TIME recently composed a list of its critics’ choices for the best 100 English novels written since 1923. The magazine also links to the original reviews. Boooooring.

These one-star reviews of the novels culled from Amazon.com are much more fun:

The Great Gatsby (1925)

Author: F. Scott Fitzgerald

“It grieves me deeply that we Americans should take as our classic a book that is no more than a lengthy description of the doings of fops.”

Lord of the Flies (1955)

Author: William Golding

“I am obsessed with Survivor, so I thought it would be fun. WRONG!!! It is incredibly boring and disgusting. I was very much disturbed when I found young children killing each other. I think that anyone with a conscience would agree with me.”

The Sun Also Rises (1926)

Author: Ernest Hemingway

“Here’s the first half of the book: ‘We had dinner and a few drinks. We went to a cafe and talked and had some drinks. We ate dinner and had a few drinks. Dinner. Drinks. More dinner. More drinks. We took a cab here (or there) in Paris and had some drinks, and maybe we danced and flirted and talked sh*t about somebody. More dinner. More drinks. I love you, I hate you, maybe you should come up to my room, no you can’t’… I flipped through the second half of the book a day or two later and saw the words ‘dinner’ and ‘drinks’ on nearly every page and figured it wasn’t worth the risk.”

Comments

  1. CP says:

    The Sun Also Rises (1926)…” I flipped through the second half of the book a day or two later and saw the words ‘dinner’ and ‘drinks’ on nearly every page and figured it wasn’t worth the risk.”

    …well at least in the second half of the book there was a bull fight…and then dinner…and drinks.

    I distinctly remember reading this book on a car trip to Florida, I also distinctly remember never reading another book for some 4 to 6 years following this trip.

    Mark Twain describes a classic as: “a book people praise and don’t read.” Perhaps the phenominon of “classic” is more like the praise that artists like Picasso and Monet receive, in that a “classic” is a book that MANY praise without really knowing why.

    Now this doesn’t mean that Hemmingways symbolic depiction of the degredation of both moral and social values following WWI wasn’t interesting, but come on, it was totally BORING!

  2. Adrienne says:

    Yeah, I was going to say…the one-star review of the Sun Also Rises is spot-on.
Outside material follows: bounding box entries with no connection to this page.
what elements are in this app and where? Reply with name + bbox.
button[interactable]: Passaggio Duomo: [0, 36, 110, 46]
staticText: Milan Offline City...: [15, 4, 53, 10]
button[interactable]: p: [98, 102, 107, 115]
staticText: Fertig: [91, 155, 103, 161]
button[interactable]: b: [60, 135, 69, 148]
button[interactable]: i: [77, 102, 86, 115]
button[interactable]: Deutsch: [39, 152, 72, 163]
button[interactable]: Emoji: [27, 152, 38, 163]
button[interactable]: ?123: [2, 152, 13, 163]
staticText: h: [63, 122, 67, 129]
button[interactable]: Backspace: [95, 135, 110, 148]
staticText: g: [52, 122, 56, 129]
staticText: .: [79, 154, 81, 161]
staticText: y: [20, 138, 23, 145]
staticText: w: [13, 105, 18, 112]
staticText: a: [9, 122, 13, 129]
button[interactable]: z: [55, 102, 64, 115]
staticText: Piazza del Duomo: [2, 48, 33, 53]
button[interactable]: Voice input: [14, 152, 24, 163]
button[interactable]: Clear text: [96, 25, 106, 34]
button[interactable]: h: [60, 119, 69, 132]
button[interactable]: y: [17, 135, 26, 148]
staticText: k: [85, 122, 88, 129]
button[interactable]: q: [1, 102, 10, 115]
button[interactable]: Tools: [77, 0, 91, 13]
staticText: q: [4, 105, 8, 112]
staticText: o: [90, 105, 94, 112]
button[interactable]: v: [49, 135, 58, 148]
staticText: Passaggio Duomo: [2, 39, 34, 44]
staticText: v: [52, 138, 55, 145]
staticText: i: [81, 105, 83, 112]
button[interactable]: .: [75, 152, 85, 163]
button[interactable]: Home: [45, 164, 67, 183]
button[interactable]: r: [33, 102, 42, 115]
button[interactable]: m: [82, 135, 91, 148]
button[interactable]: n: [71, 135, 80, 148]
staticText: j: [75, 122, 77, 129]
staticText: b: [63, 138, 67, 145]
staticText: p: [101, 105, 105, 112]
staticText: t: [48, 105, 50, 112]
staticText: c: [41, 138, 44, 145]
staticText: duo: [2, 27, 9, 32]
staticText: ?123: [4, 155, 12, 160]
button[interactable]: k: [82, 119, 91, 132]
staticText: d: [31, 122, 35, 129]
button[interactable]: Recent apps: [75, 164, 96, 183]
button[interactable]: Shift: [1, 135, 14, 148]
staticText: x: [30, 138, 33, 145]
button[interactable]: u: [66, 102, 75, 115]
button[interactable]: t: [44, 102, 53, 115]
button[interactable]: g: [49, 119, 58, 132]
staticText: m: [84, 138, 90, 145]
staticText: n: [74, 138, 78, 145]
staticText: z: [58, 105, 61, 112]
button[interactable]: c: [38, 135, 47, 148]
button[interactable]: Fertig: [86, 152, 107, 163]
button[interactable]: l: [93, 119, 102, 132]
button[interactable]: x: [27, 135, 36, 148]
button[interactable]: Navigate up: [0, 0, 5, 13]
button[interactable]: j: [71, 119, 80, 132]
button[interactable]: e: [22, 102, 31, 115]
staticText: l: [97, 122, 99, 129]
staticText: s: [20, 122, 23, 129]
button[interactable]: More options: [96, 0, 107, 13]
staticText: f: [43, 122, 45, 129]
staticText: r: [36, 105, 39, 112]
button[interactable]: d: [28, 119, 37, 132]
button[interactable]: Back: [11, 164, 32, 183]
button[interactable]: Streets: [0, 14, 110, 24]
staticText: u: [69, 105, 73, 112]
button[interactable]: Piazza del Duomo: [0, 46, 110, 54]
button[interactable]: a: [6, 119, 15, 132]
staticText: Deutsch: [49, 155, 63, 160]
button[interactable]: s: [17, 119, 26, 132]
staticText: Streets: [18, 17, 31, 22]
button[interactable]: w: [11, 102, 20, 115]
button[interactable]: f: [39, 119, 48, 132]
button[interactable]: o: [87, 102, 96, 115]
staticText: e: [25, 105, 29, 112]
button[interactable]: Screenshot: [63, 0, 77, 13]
Maybe it had some important message that I just couldn’t get because I was so bored by the repetitive style.

    And to think that Gene Healy tells us to style our op-ed’s after Hemingway.

  3. Yeeah, I’ve gotta concur–the first two are hilarious; the Hemingway ain’t so far off.

  4. How can the author of The Sun Also Rises be the same author as the one who wrote The Old Man and the Sea.

    I don’t see any similarities in the main characters’ attitude towards life.